Preparing during pregnancy is ideal because parents are more mentally acute and have time to work on training and conditioning. Once baby comes along, it’s a little more challenging, but totally doable. Here are some things you can implement today to help your dogs learn to coexist with baby.
PERFECT THE BASICS
Remember that obedience class you took when you got your dog? It’s time to hone those skills they learned! Reliable commands are essential for any dog, but are especially helpful when you have kids and visitors around. Be sure your dog knows sit, stay, come, lay down, and place. Their “place” should be somewhere they are comfortable and left alone, such as a kennel, their bed, or a mat. These commands will come in handy down the road when you have visitors or just need your dog to give you some space.
PREPARE PUZZLE TOYS
You are not going to want your dog loose in the house all the time once baby is here. Things will be hectic, and there will be a constant stream of people coming and going, which can stress your dog out. When you have to put your dog in another room or a kennel, you want them to have something to do. This way they won’t feel like you are punishing them or leaving them out, and if they are anxious about what’s going on, these toys will help them release good hormones. The last thing you need is an upset dog with separation anxiety. Always make sure toys are appropriate for your dog’s size and chewing strength.
WALK YOUR HOUSE
Once baby comes, you are going to want to find ways to separate yet include your dog. This allows them to get used to the baby on their own terms without feeling overwhelmed. The idea here is to have them close by while in a kennel, on the other side of a baby gate, or on a tether. Look at the way your furniture is set up and your home is laid out. Where can you incorporate these things? You don’t want your dog to be in the same place all the time. Practice separating your dog in these ways and reinforce them with treats, puzzle toys, and both verbal and physical praise (pets, ear scratches, etc).
UNDERSTAND BASIC DOG BEHAVIOR AND SIGNALS
Do some internet searching and learn about dog body language. Dogs are not like people, so we may not recognize their ways of showing when they are calm and when they are uncomfortable. Many of the adorable videos of dogs and babies that you see online actually feature an extremely stressed out dog. Learn your dog’s signals; always be aware of and respect what they are trying to tell you!

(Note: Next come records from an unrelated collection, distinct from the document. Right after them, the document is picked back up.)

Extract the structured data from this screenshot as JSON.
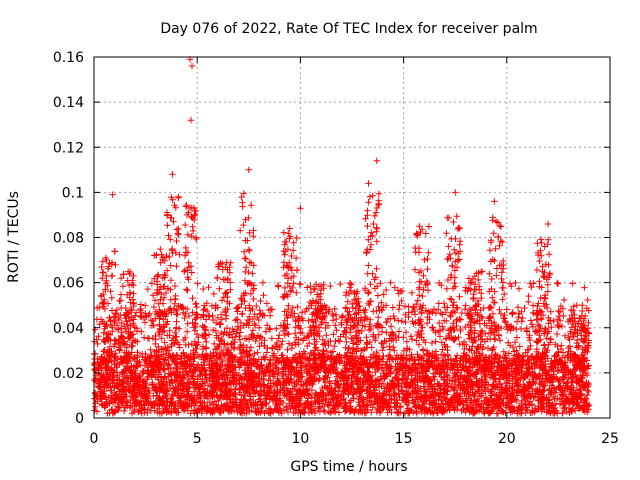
{
  "chart_data": {
    "type": "scatter",
    "title": "Day 076 of 2022, Rate Of TEC Index for receiver palm",
    "xlabel": "GPS time / hours",
    "ylabel": "ROTI / TECUs",
    "xlim": [
      0,
      25
    ],
    "ylim": [
      0,
      0.16
    ],
    "xticks": [
      0,
      5,
      10,
      15,
      20,
      25
    ],
    "yticks": [
      0,
      0.02,
      0.04,
      0.06,
      0.08,
      0.1,
      0.12,
      0.14,
      0.16
    ],
    "xtick_labels": [
      "0",
      "5",
      "10",
      "15",
      "20",
      "25"
    ],
    "ytick_labels": [
      "0",
      "0.02",
      "0.04",
      "0.06",
      "0.08",
      "0.1",
      "0.12",
      "0.14",
      "0.16"
    ],
    "grid": true,
    "marker": "+",
    "series_color": "#ff0000",
    "data_x_range": [
      0,
      24
    ],
    "bulk_range": [
      0.002,
      0.05
    ],
    "notable_points": [
      {
        "x": 4.65,
        "y": 0.159
      },
      {
        "x": 4.75,
        "y": 0.156
      },
      {
        "x": 4.7,
        "y": 0.132
      },
      {
        "x": 13.7,
        "y": 0.114
      },
      {
        "x": 7.5,
        "y": 0.11
      },
      {
        "x": 3.8,
        "y": 0.108
      },
      {
        "x": 13.3,
        "y": 0.104
      },
      {
        "x": 17.5,
        "y": 0.1
      },
      {
        "x": 0.9,
        "y": 0.099
      },
      {
        "x": 19.4,
        "y": 0.096
      },
      {
        "x": 10.0,
        "y": 0.093
      },
      {
        "x": 22.0,
        "y": 0.086
      }
    ],
    "activity_peaks": [
      {
        "x": 0.7,
        "amp": 0.075
      },
      {
        "x": 1.6,
        "amp": 0.065
      },
      {
        "x": 3.2,
        "amp": 0.075
      },
      {
        "x": 3.8,
        "amp": 0.1
      },
      {
        "x": 4.7,
        "amp": 0.095
      },
      {
        "x": 6.3,
        "amp": 0.07
      },
      {
        "x": 7.4,
        "amp": 0.1
      },
      {
        "x": 9.5,
        "amp": 0.085
      },
      {
        "x": 10.8,
        "amp": 0.06
      },
      {
        "x": 12.5,
        "amp": 0.06
      },
      {
        "x": 13.5,
        "amp": 0.1
      },
      {
        "x": 15.9,
        "amp": 0.085
      },
      {
        "x": 17.4,
        "amp": 0.09
      },
      {
        "x": 18.5,
        "amp": 0.065
      },
      {
        "x": 19.5,
        "amp": 0.09
      },
      {
        "x": 21.8,
        "amp": 0.08
      },
      {
        "x": 23.5,
        "amp": 0.045
      }
    ]
  }
}
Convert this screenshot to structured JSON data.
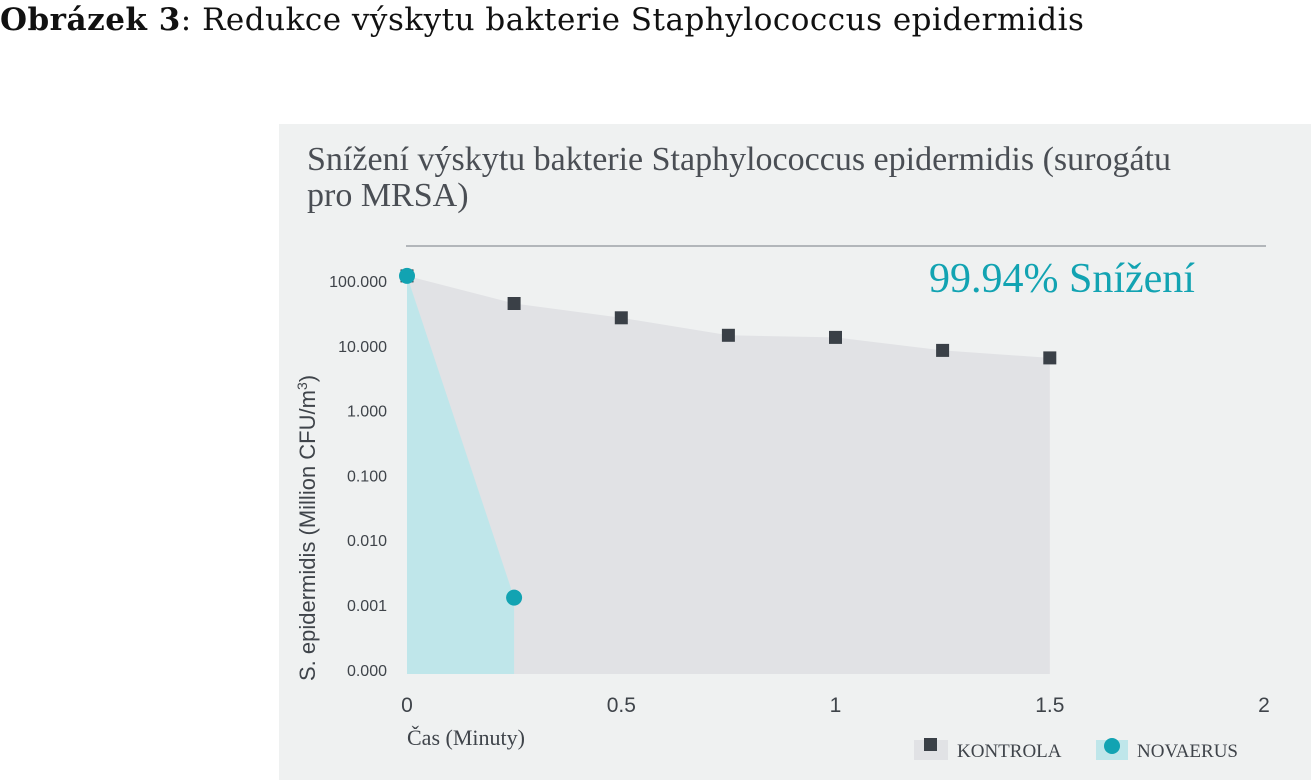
{
  "caption": {
    "label": "Obrázek 3",
    "text": ": Redukce výskytu bakterie Staphylococcus epidermidis"
  },
  "chart_data": {
    "type": "area",
    "title_lines": [
      "Snížení výskytu bakterie Staphylococcus epidermidis (surogátu",
      "pro MRSA)"
    ],
    "xlabel": "Čas (Minuty)",
    "ylabel": "S. epidermidis (Million CFU/m",
    "ylabel_sup": "3",
    "ylabel_close": ")",
    "xlim": [
      0,
      2
    ],
    "x_ticks": [
      0,
      0.5,
      1,
      1.5,
      2
    ],
    "x_tick_labels": [
      "0",
      "0.5",
      "1",
      "1.5",
      "2"
    ],
    "y_scale": "log",
    "y_tick_labels": [
      "100.000",
      "10.000",
      "1.000",
      "0.100",
      "0.010",
      "0.001",
      "0.000"
    ],
    "annotation": "99.94% Snížení",
    "legend_position": "bottom-right",
    "colors": {
      "kontrola_marker": "#3a4047",
      "kontrola_fill": "#e1e2e5",
      "novaerus_marker": "#12a3b2",
      "novaerus_fill": "#bfe6ea",
      "annotation": "#12a3b2",
      "background": "#eff1f1"
    },
    "series": [
      {
        "name": "KONTROLA",
        "marker": "square",
        "x": [
          0,
          0.25,
          0.5,
          0.75,
          1,
          1.25,
          1.5
        ],
        "y": [
          120,
          45,
          27,
          14.5,
          13.5,
          8.5,
          6.5
        ]
      },
      {
        "name": "NOVAERUS",
        "marker": "circle",
        "x": [
          0,
          0.25
        ],
        "y": [
          120,
          0.0013
        ]
      }
    ]
  }
}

DON’T RUSH OR FORCE A RELATIONSHIP BETWEEN YOUR DOG AND CHILD
A relationship takes time to build and grow regardless of the species involved. Also, think about the differences in the relationship your dog has with you and others in the household. Each relationship is unique and has evolved over time. The same is going to be true about the relationship between your dog and your child. When your child is very young, often the best thing to do is to not have direct contact between the dog and child because babies are very unpredictable and that can be scary to a dog. Observing the changes your baby goes through from a comfortable distance is often best for the dog. As your baby gets older, there are several structured games they can play with the dog, which I will share in the next post in this series.
REACH OUT TO THE PROFESSIONALS
Did you know that there are several organizations that focus solely on the dog/child dynamic? Since we are talking about prenatal preparation and the infant/dog dynamic in this post, your best resources are:
Family Paws Parent Education (www.familypaws.com) They have licensed educators all over the world who present the Dogs and Storks program, which prepares families with dogs for life with baby. They also have a support hotline (877-247-3407) for parents to be and parents with children of all ages.
Colleen Pelar (www.livingwithkidsanddogs.com) Colleen has great videos, photos, and infographics about dog body language, books for parents if that’s your thing, and a Q&A page with questions from parents.